Representative FACS dot plots show that BM and splenic B-cell precursors express both chains of TLSPR, TSLPR, and IL7Rα in mice with and without 4T1.2 cancer (n=5, A). Compared with cRPMI or CM-TslpKD, treatment with TSLP or TSLP-sufficient cancer medium (CM-4T1.2ctrl) downregulates expression of CXCR4 on the surface of 70Z/3 pre-B cells (%, B) and early B-cell precursors from BM of mice (%, C) and pre-BI cells from BM of humans (D, MFI in CD34⁺CD10⁺ IgM⁻CD19⁺). TSLP also downregulates α4β1 integrin (CD49d) on the surface of 70Z/3 cells (CD49d^Hi, E). In contrast, only cancer CM inhibits CD49d on the surface of early BM B-cell precursors from BM of WT (E) and TSLPR KO mice (%, F) and human BM pre-BII cells (G, MFI) independently of TSLP. Shown are results after overnight treatment with murine TSLP (100 ng/ml, B, E, and F; and 1 ng/ml, C) and human recombinant TSLP (500 ng/ml, D and G) at 100 ng/ml (B, D–F) and 1 ng/ml (C); or CM-TslpKD and CM-4T1.2ctrl (16% in cRPMI, B and C) and CM from MCF7 cells (50% in cRPMI, D and G).

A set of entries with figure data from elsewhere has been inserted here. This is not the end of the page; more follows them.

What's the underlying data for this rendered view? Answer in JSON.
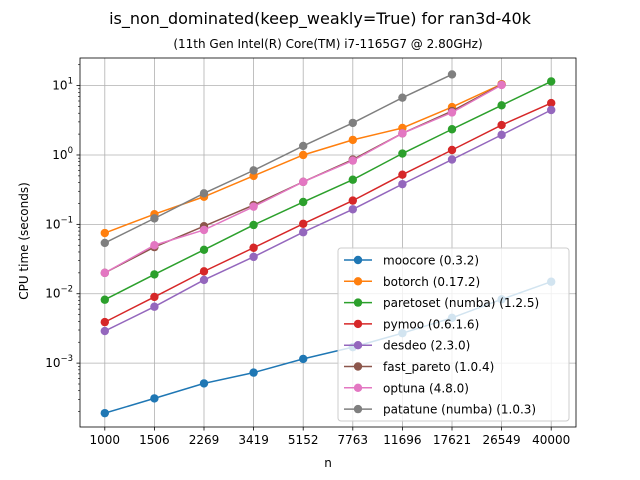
{
  "chart_data": {
    "type": "line",
    "title": "is_non_dominated(keep_weakly=True) for ran3d-40k",
    "subtitle": "(11th Gen Intel(R) Core(TM) i7-1165G7 @ 2.80GHz)",
    "xlabel": "n",
    "ylabel": "CPU time (seconds)",
    "yscale": "log",
    "ylim": [
      0.00012,
      25
    ],
    "grid": true,
    "legend_position": "lower-right",
    "x": [
      1000,
      1506,
      2269,
      3419,
      5152,
      7763,
      11696,
      17621,
      26549,
      40000
    ],
    "x_tick_labels": [
      "1000",
      "1506",
      "2269",
      "3419",
      "5152",
      "7763",
      "11696",
      "17621",
      "26549",
      "40000"
    ],
    "y_ticks": [
      {
        "value": 0.001,
        "base": "10",
        "exp": "−3"
      },
      {
        "value": 0.01,
        "base": "10",
        "exp": "−2"
      },
      {
        "value": 0.1,
        "base": "10",
        "exp": "−1"
      },
      {
        "value": 1,
        "base": "10",
        "exp": "0"
      },
      {
        "value": 10,
        "base": "10",
        "exp": "1"
      }
    ],
    "series": [
      {
        "name": "moocore (0.3.2)",
        "color": "#1f77b4",
        "values": [
          0.00019,
          0.00031,
          0.00051,
          0.00073,
          0.00115,
          0.0017,
          0.0027,
          0.0045,
          0.0083,
          0.0149
        ]
      },
      {
        "name": "botorch (0.17.2)",
        "color": "#ff7f0e",
        "values": [
          0.075,
          0.14,
          0.25,
          0.5,
          1.0,
          1.65,
          2.45,
          4.9,
          10.5,
          null
        ]
      },
      {
        "name": "paretoset (numba) (1.2.5)",
        "color": "#2ca02c",
        "values": [
          0.0082,
          0.019,
          0.043,
          0.098,
          0.21,
          0.44,
          1.05,
          2.35,
          5.2,
          11.5
        ]
      },
      {
        "name": "pymoo (0.6.1.6)",
        "color": "#d62728",
        "values": [
          0.0039,
          0.009,
          0.021,
          0.046,
          0.102,
          0.22,
          0.52,
          1.18,
          2.7,
          5.6
        ]
      },
      {
        "name": "desdeo (2.3.0)",
        "color": "#9467bd",
        "values": [
          0.0029,
          0.0065,
          0.0158,
          0.034,
          0.077,
          0.165,
          0.38,
          0.86,
          1.95,
          4.45
        ]
      },
      {
        "name": "fast_pareto (1.0.4)",
        "color": "#8c564b",
        "values": [
          0.02,
          0.047,
          0.094,
          0.19,
          0.41,
          0.86,
          2.05,
          4.3,
          10.3,
          null
        ]
      },
      {
        "name": "optuna (4.8.0)",
        "color": "#e377c2",
        "values": [
          0.02,
          0.05,
          0.083,
          0.18,
          0.41,
          0.83,
          2.05,
          4.1,
          10.2,
          null
        ]
      },
      {
        "name": "patatune (numba) (1.0.3)",
        "color": "#7f7f7f",
        "values": [
          0.054,
          0.122,
          0.28,
          0.6,
          1.35,
          2.9,
          6.7,
          14.5,
          null,
          null
        ]
      }
    ]
  }
}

The accumulation of CD25⁺ pre-B-like cells in BALB/c mice with 4T1.2 cancer was further increased by inhibition of CXCR4 signaling (AMD3100, 200 μg/mouse, n=9, I). Shown are representative results from experiments reproduced at least twice . P-values were calculated with Welch’s t-test (B–G) and with Mann-Whitney Wilcoxon (I). The summary figure to show that by acting via TSLPR, cancer-produced TSLP downregulates CXCR4 and α4β1 integrin in BM B cell precursors, presumably causing their detachment and emigration from BM (H).